Independent financial advisers have seen a sharp rise in the number of investors looking to pile their cash into ethical and environmental funds, research has shown.
Data from Federated Hermes, a responsible investing-focused asset manager, showed 85 per cent of surveyed UK IFAs had seen a rise in client requests to allocate capital to environmental, social and governance-integrated funds since the start of the Covid-19 outbreak.
Federated Hermes polled 200 advisers at the end of April and found 82 per cent had seen an uptick in enquiries from investors about how their capital can be committed to combat the effects of climate change, raise governance standards and improve human rights.
Some 78 per cent thought their clients would choose to divest from companies they deemed to have failed to support their employees and wider society through the crisis while 82 per cent said the current crisis would result in more individuals investing in pursuit of ESG goals.
Harriet Steel, head of business development for the international business of Federated Hermes, said: “The crisis is driving seismic change across markets, the economy and society, so it is no surprise to see that investors are reassessing the long-term aims and outcomes of their investments.
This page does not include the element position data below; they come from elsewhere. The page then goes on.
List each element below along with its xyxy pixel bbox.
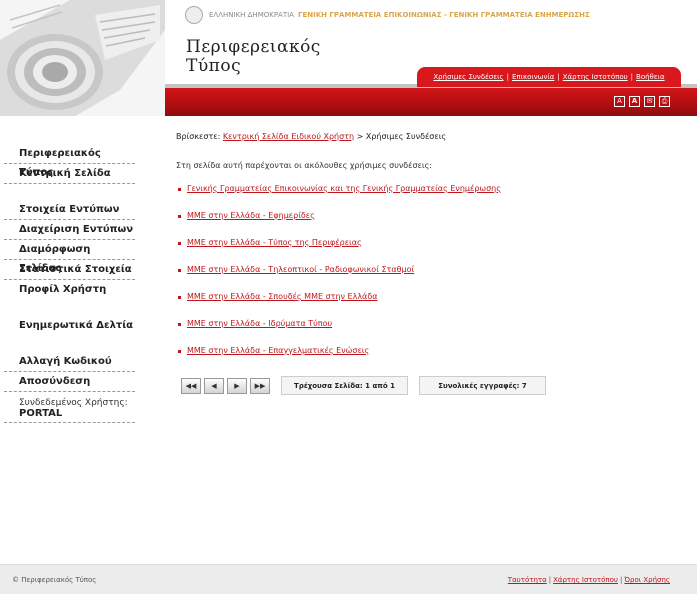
site-title-line2: Τύπος: [186, 56, 242, 76]
link-regional-press[interactable]: ΜΜΕ στην Ελλάδα - Τύπος της Περιφέρειας: [187, 238, 362, 247]
sidebar-item-home[interactable]: Κεντρική Σελίδα: [4, 164, 135, 184]
tool-icons: A A ✉ ⎙: [614, 96, 670, 107]
list-item: ΜΜΕ στην Ελλάδα - Τηλεοπτικοί - Ραδιοφων…: [176, 265, 676, 292]
ministry-gov-text: ΕΛΛΗΝΙΚΗ ΔΗΜΟΚΡΑΤΙΑ: [209, 11, 294, 19]
ministry-banner: ΕΛΛΗΝΙΚΗ ΔΗΜΟΚΡΑΤΙΑ ΓΕΝΙΚΗ ΓΡΑΜΜΑΤΕΙΑ ΕΠ…: [185, 6, 590, 24]
first-page-button[interactable]: ◀◀: [181, 377, 201, 394]
sidebar-item-statistics[interactable]: Στατιστικά Στοιχεία: [4, 260, 135, 280]
list-item: ΜΜΕ στην Ελλάδα - Τύπος της Περιφέρειας: [176, 238, 676, 265]
breadcrumb: Βρίσκεστε: Κεντρική Σελίδα Ειδικού Χρήστ…: [176, 132, 676, 141]
next-page-button[interactable]: ▶: [227, 377, 247, 394]
bullet-icon: [178, 242, 181, 245]
topnav-useful-links[interactable]: Χρήσιμες Συνδέσεις: [433, 73, 503, 81]
useful-links-list: Γενικής Γραμματείας Επικοινωνίας και της…: [176, 184, 676, 373]
bullet-icon: [178, 350, 181, 353]
sidebar-item-newsletters[interactable]: Ενημερωτικά Δελτία: [4, 316, 135, 336]
bullet-icon: [178, 215, 181, 218]
footer-link-sitemap[interactable]: Χάρτης Ιστοτόπου: [553, 576, 618, 584]
sidebar-item-publication-info[interactable]: Στοιχεία Εντύπων: [4, 200, 135, 220]
first-page-icon: ◀◀: [185, 381, 197, 390]
site-title: Περιφερειακός Τύπος: [186, 38, 321, 76]
sidebar-item-user-profile[interactable]: Προφίλ Χρήστη: [4, 280, 135, 300]
link-press-foundations[interactable]: ΜΜΕ στην Ελλάδα - Ιδρύματα Τύπου: [187, 319, 332, 328]
topnav-help[interactable]: Βοήθεια: [636, 73, 665, 81]
previous-page-icon: ◀: [211, 381, 217, 390]
last-page-button[interactable]: ▶▶: [250, 377, 270, 394]
previous-page-button[interactable]: ◀: [204, 377, 224, 394]
ministry-sec-text: ΓΕΝΙΚΗ ΓΡΑΜΜΑΤΕΙΑ ΕΠΙΚΟΙΝΩΝΙΑΣ - ΓΕΝΙΚΗ …: [297, 11, 590, 19]
email-icon[interactable]: ✉: [644, 96, 655, 107]
bullet-icon: [178, 323, 181, 326]
page-header: ΕΛΛΗΝΙΚΗ ΔΗΜΟΚΡΑΤΙΑ ΓΕΝΙΚΗ ΓΡΑΜΜΑΤΕΙΑ ΕΠ…: [0, 0, 697, 116]
link-media-studies[interactable]: ΜΜΕ στην Ελλάδα - Σπουδές ΜΜΕ στην Ελλάδ…: [187, 292, 378, 301]
link-tv-radio[interactable]: ΜΜΕ στην Ελλάδα - Τηλεοπτικοί - Ραδιοφων…: [187, 265, 414, 274]
link-professional-unions[interactable]: ΜΜΕ στην Ελλάδα - Επαγγελματικές Ενώσεις: [187, 346, 369, 355]
total-records-info: Συνολικές εγγραφές: 7: [419, 376, 546, 395]
sidebar-item-change-password[interactable]: Αλλαγή Κωδικού: [4, 352, 135, 372]
bullet-icon: [178, 188, 181, 191]
footer-link-identity[interactable]: Ταυτότητα: [508, 576, 547, 584]
bullet-icon: [178, 296, 181, 299]
list-item: ΜΜΕ στην Ελλάδα - Ιδρύματα Τύπου: [176, 319, 676, 346]
logged-in-user-label: Συνδεδεμένος Χρήστης:: [19, 398, 128, 408]
link-gen-secretariat[interactable]: Γενικής Γραμματείας Επικοινωνίας και της…: [187, 184, 501, 193]
list-item: Γενικής Γραμματείας Επικοινωνίας και της…: [176, 184, 676, 211]
sidebar-item-logout[interactable]: Αποσύνδεση: [4, 372, 135, 392]
main-content: Βρίσκεστε: Κεντρική Σελίδα Ειδικού Χρήστ…: [176, 132, 676, 373]
logged-in-user-value: PORTAL: [19, 408, 63, 419]
footer-copyright: © Περιφερειακός Τύπος: [12, 576, 97, 584]
intro-text: Στη σελίδα αυτή παρέχονται οι ακόλουθες …: [176, 161, 432, 170]
link-newspapers[interactable]: ΜΜΕ στην Ελλάδα - Εφημερίδες: [187, 211, 315, 220]
site-title-line1: Περιφερειακός: [186, 37, 321, 57]
newspaper-roll-image: [0, 0, 165, 116]
font-size-decrease-icon[interactable]: A: [614, 96, 625, 107]
list-item: ΜΜΕ στην Ελλάδα - Εφημερίδες: [176, 211, 676, 238]
print-icon[interactable]: ⎙: [659, 96, 670, 107]
breadcrumb-current: > Χρήσιμες Συνδέσεις: [356, 132, 447, 141]
footer-links: Ταυτότητα | Χάρτης Ιστοτόπου | Όροι Χρήσης: [507, 576, 670, 584]
list-item: ΜΜΕ στην Ελλάδα - Σπουδές ΜΜΕ στην Ελλάδ…: [176, 292, 676, 319]
top-navigation: Χρήσιμες Συνδέσεις | Επικοινωνία | Χάρτη…: [417, 67, 681, 87]
list-item: ΜΜΕ στην Ελλάδα - Επαγγελματικές Ενώσεις: [176, 346, 676, 373]
greek-emblem-icon: [185, 6, 203, 24]
topnav-contact[interactable]: Επικοινωνία: [512, 73, 554, 81]
sidebar: Περιφερειακός Τύπος Κεντρική Σελίδα Στοι…: [4, 144, 135, 423]
bullet-icon: [178, 269, 181, 272]
pager: ◀◀ ◀ ▶ ▶▶ Τρέχουσα Σελίδα: 1 από 1 Συνολ…: [181, 376, 546, 395]
next-page-icon: ▶: [234, 381, 240, 390]
sidebar-item-regional-press[interactable]: Περιφερειακός Τύπος: [4, 144, 135, 178]
sidebar-item-page-layout[interactable]: Διαμόρφωση Σελίδας: [4, 240, 135, 274]
logged-in-user: Συνδεδεμένος Χρήστης: PORTAL: [4, 398, 135, 423]
topnav-sitemap[interactable]: Χάρτης Ιστοτόπου: [563, 73, 628, 81]
page-footer: © Περιφερειακός Τύπος Ταυτότητα | Χάρτης Ι…: [0, 564, 697, 594]
last-page-icon: ▶▶: [254, 381, 266, 390]
breadcrumb-prefix: Βρίσκεστε:: [176, 132, 221, 141]
font-size-increase-icon[interactable]: A: [629, 96, 640, 107]
current-page-info: Τρέχουσα Σελίδα: 1 από 1: [281, 376, 408, 395]
sidebar-item-publication-management[interactable]: Διαχείριση Εντύπων: [4, 220, 135, 240]
footer-link-terms[interactable]: Όροι Χρήσης: [624, 576, 670, 584]
breadcrumb-home-link[interactable]: Κεντρική Σελίδα Ειδικού Χρήστη: [223, 132, 354, 141]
“The pandemic has radically reconfigured concepts of sustainability, reinforcing our long-held belief that investment and value creation must deliver more than just strong financial returns.”
Alistair Fullerton, director at financial adviser Lathe and Co, said his business had seen an increase in ESG investments because the current period of uncertainty had been the “first real acid test” of these types of portfolios and they had “fared well”.
He added: “It feels like up until this point they were viewed as ‘nice to have’, but are now viable investment portfolios that generate alpha.”
Investment manager at GDIM, Tom Sparke, said the collapse in the price of oil had shown up some of the fragility in the energy sector, where funds holding the oil giants have been hurt but ESG-based funds had not.
Mr Sparke said the performance disparity was “clear”, but added: “There also may be a greater element of community or shared responsibility that is taking hold during these tough times and driving people to seek out investments better for the world as a whole.”
Environmental, sustainable and governance (ESG) investing takes into account ESG factors alongside financial markers in the investment decision-making process.
It has become a more commonplace part of the global investment space in recent years despite ESG campaigners long pinpointing a lack of interest from IFAs as the primary cause of the products’ slow take up in the UK retail market.
Recent research suggested advisers were coming round to the growing popularity of ESG funds, however, as FE Fundinfo data showed the majority of IFAs increased their ESG allocation last year and expected it to grow further in 2020.